An 'Evergreen Revolution'

India calls its revamped agricultural efforts – watched closely and supported by the US – an "Evergreen Revolution." "The Green Revolution should become evergreen by increasing productivity in perpetuity without ecological harm," says M.S. Swaminathan, India's top agricultural expert.

Small farmers in regions like the Punjab, he says, used to barely grow enough to feed their own families. With the introduction of chemical fertilizers and pesticides, these farmers finally could sell excess crops for cash. But with little land to work, they kept increasing the chemicals and irrigation to squeeze more out of it. Now the water is polluted – and running out.

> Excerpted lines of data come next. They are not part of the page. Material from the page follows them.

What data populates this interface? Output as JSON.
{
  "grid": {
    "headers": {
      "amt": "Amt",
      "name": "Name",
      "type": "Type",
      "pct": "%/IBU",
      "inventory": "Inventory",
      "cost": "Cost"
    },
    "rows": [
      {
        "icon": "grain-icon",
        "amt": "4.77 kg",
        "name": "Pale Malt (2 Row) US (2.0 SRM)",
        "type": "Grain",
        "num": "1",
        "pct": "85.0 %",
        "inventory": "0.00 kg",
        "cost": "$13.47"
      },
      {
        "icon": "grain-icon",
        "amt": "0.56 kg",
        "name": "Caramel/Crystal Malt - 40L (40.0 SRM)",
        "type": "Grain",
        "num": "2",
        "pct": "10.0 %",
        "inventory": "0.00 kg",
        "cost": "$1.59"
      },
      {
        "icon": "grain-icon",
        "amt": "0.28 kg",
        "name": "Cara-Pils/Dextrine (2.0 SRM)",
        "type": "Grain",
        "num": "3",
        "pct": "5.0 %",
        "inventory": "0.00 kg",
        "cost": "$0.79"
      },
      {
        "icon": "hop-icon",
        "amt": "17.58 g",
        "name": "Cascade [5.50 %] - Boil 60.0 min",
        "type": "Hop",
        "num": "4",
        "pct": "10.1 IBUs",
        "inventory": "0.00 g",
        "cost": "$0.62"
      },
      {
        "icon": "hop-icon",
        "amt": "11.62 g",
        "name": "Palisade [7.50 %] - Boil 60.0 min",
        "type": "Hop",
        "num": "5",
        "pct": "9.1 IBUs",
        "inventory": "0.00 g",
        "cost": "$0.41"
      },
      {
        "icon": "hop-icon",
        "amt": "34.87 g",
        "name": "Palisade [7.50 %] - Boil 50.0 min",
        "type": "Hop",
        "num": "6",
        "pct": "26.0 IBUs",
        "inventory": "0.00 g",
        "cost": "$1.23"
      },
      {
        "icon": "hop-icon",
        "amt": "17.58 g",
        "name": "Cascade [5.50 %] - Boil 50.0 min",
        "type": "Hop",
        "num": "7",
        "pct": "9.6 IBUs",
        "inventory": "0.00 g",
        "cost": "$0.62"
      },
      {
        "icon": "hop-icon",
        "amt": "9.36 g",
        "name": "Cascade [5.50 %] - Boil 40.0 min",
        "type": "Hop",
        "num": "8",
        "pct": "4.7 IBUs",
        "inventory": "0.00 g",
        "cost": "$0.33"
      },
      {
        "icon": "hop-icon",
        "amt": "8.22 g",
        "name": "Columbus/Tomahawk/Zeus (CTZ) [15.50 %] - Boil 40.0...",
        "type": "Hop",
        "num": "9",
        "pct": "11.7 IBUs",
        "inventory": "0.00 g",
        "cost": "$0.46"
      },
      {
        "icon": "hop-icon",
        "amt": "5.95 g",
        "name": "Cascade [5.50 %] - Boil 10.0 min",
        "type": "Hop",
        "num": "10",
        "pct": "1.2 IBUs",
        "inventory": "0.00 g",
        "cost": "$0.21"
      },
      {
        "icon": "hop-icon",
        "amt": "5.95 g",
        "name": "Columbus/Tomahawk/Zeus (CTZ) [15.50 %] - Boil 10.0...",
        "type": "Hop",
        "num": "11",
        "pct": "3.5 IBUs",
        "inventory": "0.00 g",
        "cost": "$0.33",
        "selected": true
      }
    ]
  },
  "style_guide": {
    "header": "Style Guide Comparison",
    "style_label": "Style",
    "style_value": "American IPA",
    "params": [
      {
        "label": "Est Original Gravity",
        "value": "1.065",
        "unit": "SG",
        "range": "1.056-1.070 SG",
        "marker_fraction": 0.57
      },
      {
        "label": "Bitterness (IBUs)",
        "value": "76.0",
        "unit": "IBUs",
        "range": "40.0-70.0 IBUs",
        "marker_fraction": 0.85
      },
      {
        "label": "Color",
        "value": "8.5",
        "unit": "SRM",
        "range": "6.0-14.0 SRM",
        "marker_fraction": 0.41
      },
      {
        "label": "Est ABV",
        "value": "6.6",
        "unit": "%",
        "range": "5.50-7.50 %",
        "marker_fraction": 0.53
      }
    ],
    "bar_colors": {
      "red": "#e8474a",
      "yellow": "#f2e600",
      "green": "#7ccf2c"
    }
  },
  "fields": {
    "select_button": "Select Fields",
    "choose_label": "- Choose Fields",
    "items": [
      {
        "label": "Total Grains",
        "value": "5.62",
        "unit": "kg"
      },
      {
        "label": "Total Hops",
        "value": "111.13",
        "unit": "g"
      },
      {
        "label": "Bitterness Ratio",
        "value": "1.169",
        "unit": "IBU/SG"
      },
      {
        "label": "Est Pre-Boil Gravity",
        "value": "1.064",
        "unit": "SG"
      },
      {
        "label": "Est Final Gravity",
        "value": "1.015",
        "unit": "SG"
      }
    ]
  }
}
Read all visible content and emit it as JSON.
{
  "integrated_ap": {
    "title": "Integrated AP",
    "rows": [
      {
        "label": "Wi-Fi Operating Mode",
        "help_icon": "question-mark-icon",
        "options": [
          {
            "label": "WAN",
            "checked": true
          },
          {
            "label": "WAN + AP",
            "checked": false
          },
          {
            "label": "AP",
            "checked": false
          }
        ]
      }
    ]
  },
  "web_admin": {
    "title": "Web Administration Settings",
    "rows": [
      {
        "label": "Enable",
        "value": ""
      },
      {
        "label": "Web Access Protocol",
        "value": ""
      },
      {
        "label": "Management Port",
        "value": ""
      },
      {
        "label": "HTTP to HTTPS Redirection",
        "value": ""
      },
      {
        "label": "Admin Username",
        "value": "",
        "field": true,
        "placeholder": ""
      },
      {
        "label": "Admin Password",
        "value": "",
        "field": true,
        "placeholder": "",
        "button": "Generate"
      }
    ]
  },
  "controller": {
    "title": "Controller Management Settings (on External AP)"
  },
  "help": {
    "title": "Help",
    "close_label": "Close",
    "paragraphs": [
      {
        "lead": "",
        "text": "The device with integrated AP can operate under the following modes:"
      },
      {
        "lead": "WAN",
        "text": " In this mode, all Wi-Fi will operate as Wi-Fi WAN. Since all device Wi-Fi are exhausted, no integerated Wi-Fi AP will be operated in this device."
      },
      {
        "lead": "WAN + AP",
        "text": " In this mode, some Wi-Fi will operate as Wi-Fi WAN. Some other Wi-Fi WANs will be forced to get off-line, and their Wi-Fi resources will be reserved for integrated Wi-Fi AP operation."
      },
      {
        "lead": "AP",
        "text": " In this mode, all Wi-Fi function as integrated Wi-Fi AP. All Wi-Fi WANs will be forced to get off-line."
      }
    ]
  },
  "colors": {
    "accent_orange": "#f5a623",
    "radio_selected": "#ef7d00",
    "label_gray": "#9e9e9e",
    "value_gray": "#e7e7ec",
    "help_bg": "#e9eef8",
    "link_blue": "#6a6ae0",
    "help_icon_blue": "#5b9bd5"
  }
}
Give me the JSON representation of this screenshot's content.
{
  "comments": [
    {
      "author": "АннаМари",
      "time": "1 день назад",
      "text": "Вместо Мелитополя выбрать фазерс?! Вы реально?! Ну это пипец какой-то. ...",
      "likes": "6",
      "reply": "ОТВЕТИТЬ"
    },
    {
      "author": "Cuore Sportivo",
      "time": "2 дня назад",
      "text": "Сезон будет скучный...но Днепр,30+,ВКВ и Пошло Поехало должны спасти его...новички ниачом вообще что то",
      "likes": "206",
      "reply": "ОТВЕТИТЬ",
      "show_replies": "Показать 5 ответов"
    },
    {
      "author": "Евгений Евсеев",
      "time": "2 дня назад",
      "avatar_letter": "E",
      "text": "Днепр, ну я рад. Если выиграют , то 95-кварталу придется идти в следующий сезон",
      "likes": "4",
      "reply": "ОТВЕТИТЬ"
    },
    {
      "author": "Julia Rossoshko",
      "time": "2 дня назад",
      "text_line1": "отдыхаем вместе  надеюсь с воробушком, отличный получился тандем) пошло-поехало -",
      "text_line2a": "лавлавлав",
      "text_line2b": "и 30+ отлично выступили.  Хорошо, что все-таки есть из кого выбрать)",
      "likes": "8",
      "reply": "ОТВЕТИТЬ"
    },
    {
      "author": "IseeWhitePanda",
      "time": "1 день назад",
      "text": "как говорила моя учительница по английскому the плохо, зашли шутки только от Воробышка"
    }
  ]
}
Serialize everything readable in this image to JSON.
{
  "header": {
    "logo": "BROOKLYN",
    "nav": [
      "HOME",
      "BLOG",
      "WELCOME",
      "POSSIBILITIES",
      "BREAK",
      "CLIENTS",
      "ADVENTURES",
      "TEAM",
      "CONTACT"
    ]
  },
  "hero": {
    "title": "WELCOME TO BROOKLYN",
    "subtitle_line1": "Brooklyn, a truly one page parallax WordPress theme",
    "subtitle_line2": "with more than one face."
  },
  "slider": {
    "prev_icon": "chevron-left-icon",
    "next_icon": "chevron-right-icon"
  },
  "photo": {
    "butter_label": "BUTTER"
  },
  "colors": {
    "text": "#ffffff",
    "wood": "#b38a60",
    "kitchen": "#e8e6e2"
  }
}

Mr. Swaminathan says Indian farmers are scaling back on chemicals for this reason. But they need help in adopting smarter farming practices that increase yields in more sustainable ways. And the US also is sounding the same message. “We must encourage the adoption of proved technologies such as biotechnology, conservation tillage, drip irrigation, and multiple cropping practices for farmers where appropriate,” said US Secretary of Agriculture Tom Visack this spring.

Such practices are well underway in Mexico. CIMMYT and the government rolled out a program called MasAgro last year, to train small and mid-size to use conservation agricultural practices.

Yet technology and education are only part of the battle. Of the world's hungry, 40 percent to 50 percent are small-scale farmers, says Mr. de Schutter.

"The small farmers are the solution part of this, and they are also the problem. Right now the small farmers in general can't feed themselves," says William Garvelick, former head of Feed the Future.

Farmers also resist trying new practices. In Mr. Bastida’s community of over 300 farmers in Central Mexico, for example, he alone adopted conservation agriculture, recently bringing another neighbor on board. Nearby, in the state of Hidalgo, farmer Ricardo Canales, who farms barley, has set up a 50-hectare experimental field using conservation agriculture in an attempt to persuade other producers to adopt similar practices.

“The only way to change their minds is to show your neighbors that what you are doing works,” he says.